Questions fréquentes (FAQ)
1. Quel est le coût total de création d’une Sàrl en Suisse en 2026 ?
Le coût total varie entre CHF 3 000 et 8 000, incluant les frais de notaire (CHF 1 500-3 000), l’inscription au Registre du commerce (CHF 600-1 500), les honoraires d’avocat (CHF 1 500-3 000), et l’ouverture du compte bancaire (CHF 200-500). Le capital social de CHF 20 000 doit être libéré sur un compte bloqué.
2. Puis-je créer une entreprise en Suisse sans y résider ?
Oui, il est possible de créer une société en Suisse en étant non-résident. Vous devez désigner un représentant autorisé domicilié en Suisse (art. 718a CO). Un avocat suisse peut agir comme mandataire. Cependant, pour obtenir un permis de travail, vous devrez justifier d’une activité effective en Suisse.

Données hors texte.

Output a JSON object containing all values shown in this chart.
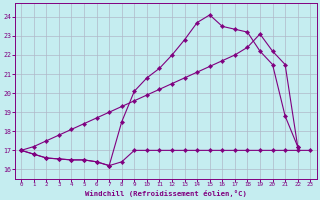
{
  "bg_color": "#c5edf0",
  "line_color": "#800080",
  "grid_color": "#b0b8c8",
  "xlim": [
    -0.5,
    23.5
  ],
  "ylim": [
    15.5,
    24.7
  ],
  "yticks": [
    16,
    17,
    18,
    19,
    20,
    21,
    22,
    23,
    24
  ],
  "xticks": [
    0,
    1,
    2,
    3,
    4,
    5,
    6,
    7,
    8,
    9,
    10,
    11,
    12,
    13,
    14,
    15,
    16,
    17,
    18,
    19,
    20,
    21,
    22,
    23
  ],
  "xlabel": "Windchill (Refroidissement éolien,°C)",
  "line1_x": [
    0,
    1,
    2,
    3,
    4,
    5,
    6,
    7,
    8,
    9,
    10,
    11,
    12,
    13,
    14,
    15,
    16,
    17,
    18,
    19,
    20,
    21,
    22,
    23
  ],
  "line1_y": [
    17.0,
    16.8,
    16.6,
    16.55,
    16.5,
    16.5,
    16.4,
    16.2,
    16.4,
    17.0,
    17.0,
    17.0,
    17.0,
    17.0,
    17.0,
    17.0,
    17.0,
    17.0,
    17.0,
    17.0,
    17.0,
    17.0,
    17.0,
    17.0
  ],
  "line2_x": [
    0,
    1,
    2,
    3,
    4,
    5,
    6,
    7,
    8,
    9,
    10,
    11,
    12,
    13,
    14,
    15,
    16,
    17,
    18,
    19,
    20,
    21,
    22
  ],
  "line2_y": [
    17.0,
    16.8,
    16.6,
    16.55,
    16.5,
    16.5,
    16.4,
    16.2,
    18.5,
    20.1,
    20.8,
    21.3,
    22.0,
    22.8,
    23.7,
    24.1,
    23.5,
    23.35,
    23.2,
    22.2,
    21.5,
    18.8,
    17.2
  ],
  "line3_x": [
    0,
    1,
    2,
    3,
    4,
    5,
    6,
    7,
    8,
    9,
    10,
    11,
    12,
    13,
    14,
    15,
    16,
    17,
    18,
    19,
    20,
    21,
    22
  ],
  "line3_y": [
    17.0,
    17.2,
    17.5,
    17.8,
    18.1,
    18.4,
    18.7,
    19.0,
    19.3,
    19.6,
    19.9,
    20.2,
    20.5,
    20.8,
    21.1,
    21.4,
    21.7,
    22.0,
    22.4,
    23.1,
    22.2,
    21.5,
    17.2
  ]
}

3. Quels sont les avantages fiscaux d’une société suisse pour un entrepreneur français ?
Les avantages incluent un taux d’imposition sur le bénéfice réduit (11-14% selon le canton), une TVA à 8.1% (inférieure à la France à 20%), et l’absence d’impôt sur la fortune pour les sociétés. De plus, la convention franco-suisse permet d’éviter la double imposition.